Your body is exactly the way it is; nothing to be fixed. One way to realize it is to actually do things with it that you’ve not done before. This is a proactive framework, where you add to the foundation that is you, not chip away at it. You lift more, learn to handstand, juggle, or some other skill. You take up a sport, take up yoga, take up tai chi, explore everything that you body can do. You come to realize that you’re a pretty rad machine; look at all you can do! If you were “broken” you’d never actually be able to do these sorts of things. Your body may change as a result, but that’s a side effect of learning all of the cool stuff you can do.

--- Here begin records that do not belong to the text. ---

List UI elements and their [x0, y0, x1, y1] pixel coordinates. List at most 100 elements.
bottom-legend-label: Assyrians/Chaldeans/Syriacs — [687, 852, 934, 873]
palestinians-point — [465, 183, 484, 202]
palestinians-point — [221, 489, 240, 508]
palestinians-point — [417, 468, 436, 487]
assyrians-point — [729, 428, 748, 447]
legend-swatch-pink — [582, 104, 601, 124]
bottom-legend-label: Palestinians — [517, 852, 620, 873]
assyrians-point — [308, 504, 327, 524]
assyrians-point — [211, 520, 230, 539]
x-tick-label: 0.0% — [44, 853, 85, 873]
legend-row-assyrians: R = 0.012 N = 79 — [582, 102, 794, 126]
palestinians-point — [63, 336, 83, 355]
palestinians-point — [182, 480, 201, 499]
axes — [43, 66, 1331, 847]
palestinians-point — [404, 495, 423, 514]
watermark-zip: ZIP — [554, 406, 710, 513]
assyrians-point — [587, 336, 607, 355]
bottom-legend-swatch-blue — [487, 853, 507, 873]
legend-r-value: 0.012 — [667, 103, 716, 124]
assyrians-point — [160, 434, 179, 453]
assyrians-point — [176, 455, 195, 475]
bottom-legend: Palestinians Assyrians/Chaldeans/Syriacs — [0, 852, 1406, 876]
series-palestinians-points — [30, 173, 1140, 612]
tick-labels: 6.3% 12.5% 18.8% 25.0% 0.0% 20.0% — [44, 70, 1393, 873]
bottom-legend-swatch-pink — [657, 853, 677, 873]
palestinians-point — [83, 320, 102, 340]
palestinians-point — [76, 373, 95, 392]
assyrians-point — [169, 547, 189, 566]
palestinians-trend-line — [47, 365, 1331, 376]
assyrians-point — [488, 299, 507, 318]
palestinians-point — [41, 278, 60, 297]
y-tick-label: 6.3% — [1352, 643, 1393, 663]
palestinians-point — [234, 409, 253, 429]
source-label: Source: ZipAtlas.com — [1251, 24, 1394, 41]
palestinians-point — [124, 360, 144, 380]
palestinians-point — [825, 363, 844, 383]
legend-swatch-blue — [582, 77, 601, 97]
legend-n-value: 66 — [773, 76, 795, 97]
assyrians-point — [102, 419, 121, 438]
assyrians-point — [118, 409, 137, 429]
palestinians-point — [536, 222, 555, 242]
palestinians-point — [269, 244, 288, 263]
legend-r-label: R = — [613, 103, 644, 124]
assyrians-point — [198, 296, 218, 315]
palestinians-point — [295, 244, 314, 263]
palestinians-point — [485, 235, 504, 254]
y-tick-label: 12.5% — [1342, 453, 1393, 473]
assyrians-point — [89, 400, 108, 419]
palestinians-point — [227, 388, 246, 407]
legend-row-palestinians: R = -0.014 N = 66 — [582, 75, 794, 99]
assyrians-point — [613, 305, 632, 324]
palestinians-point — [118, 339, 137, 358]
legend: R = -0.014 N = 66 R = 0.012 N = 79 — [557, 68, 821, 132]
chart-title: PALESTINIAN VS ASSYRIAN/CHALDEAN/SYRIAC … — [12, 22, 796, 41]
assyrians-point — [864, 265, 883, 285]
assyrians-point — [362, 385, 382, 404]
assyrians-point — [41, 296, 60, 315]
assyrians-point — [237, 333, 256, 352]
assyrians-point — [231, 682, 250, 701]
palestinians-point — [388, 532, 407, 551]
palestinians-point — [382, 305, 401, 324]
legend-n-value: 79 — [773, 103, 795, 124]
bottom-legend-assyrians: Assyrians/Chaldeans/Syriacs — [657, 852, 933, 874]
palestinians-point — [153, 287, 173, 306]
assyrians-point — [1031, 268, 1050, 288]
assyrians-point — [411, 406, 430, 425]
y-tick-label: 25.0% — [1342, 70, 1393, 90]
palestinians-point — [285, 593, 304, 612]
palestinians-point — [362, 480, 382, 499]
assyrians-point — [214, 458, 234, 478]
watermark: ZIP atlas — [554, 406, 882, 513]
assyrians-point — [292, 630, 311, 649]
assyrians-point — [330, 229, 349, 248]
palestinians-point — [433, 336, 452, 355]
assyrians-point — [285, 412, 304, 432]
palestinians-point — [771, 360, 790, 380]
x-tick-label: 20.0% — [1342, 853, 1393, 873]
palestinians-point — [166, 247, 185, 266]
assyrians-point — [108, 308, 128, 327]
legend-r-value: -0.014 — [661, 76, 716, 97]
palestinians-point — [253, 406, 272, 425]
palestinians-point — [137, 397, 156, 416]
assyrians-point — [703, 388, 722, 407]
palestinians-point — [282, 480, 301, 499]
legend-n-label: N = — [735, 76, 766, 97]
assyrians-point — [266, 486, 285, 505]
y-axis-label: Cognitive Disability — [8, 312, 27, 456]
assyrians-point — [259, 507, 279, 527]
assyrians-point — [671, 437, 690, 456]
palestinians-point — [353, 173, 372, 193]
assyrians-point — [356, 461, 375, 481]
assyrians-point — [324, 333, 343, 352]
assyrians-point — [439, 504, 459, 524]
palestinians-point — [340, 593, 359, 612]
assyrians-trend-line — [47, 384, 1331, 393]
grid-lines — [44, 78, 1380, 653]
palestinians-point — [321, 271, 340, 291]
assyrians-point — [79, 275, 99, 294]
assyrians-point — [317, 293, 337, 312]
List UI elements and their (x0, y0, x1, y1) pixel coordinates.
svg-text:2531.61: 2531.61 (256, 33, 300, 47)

In Health Education, there’s a lot of discussion about intrapersonal theories. How do you teach a person a set of skills that allows them to rationalize better health decisions over their lifetime? Now omitting that there are a host of others factors that are likely more important (e.g. interpersonal factors, community factors, cultural factors for instance), these theories identify where people are in how they think and some of them point to how they think and aim to modify these behaviors. One in particular that is relevant to this discussion is the Theory of Planned Behavior (TPB). The theory states that a person’s attitude toward behavior, subjective norms, and perceived behavioral control, together shape an individual’s behavioral intentions and behaviors. Especially in fitness, it often goes like this: behavior (“working out = punishment for cake”), subjective norms (“everyone is so much fitter/prettier/skinnier/harder working than me”), perceived behavioral control (“But I can fix me! I can control everything and look like that!”), together shape a person’s behavioral intentions (“I’ll find every flaw, and until I do, post myspace angle photos hiding that which I perceive as such”). I’m sure I don’t have to elaborate, but a negative affect from the start will only lead to misery.

Here’s a suggestion: find something you want to do with your body (not to your body), really work at getting better at it, and stand back and be amazed at how far you were able to get when you didn’t worry about what was wrong with your body, but how many great things your body can do. It’s astonishing.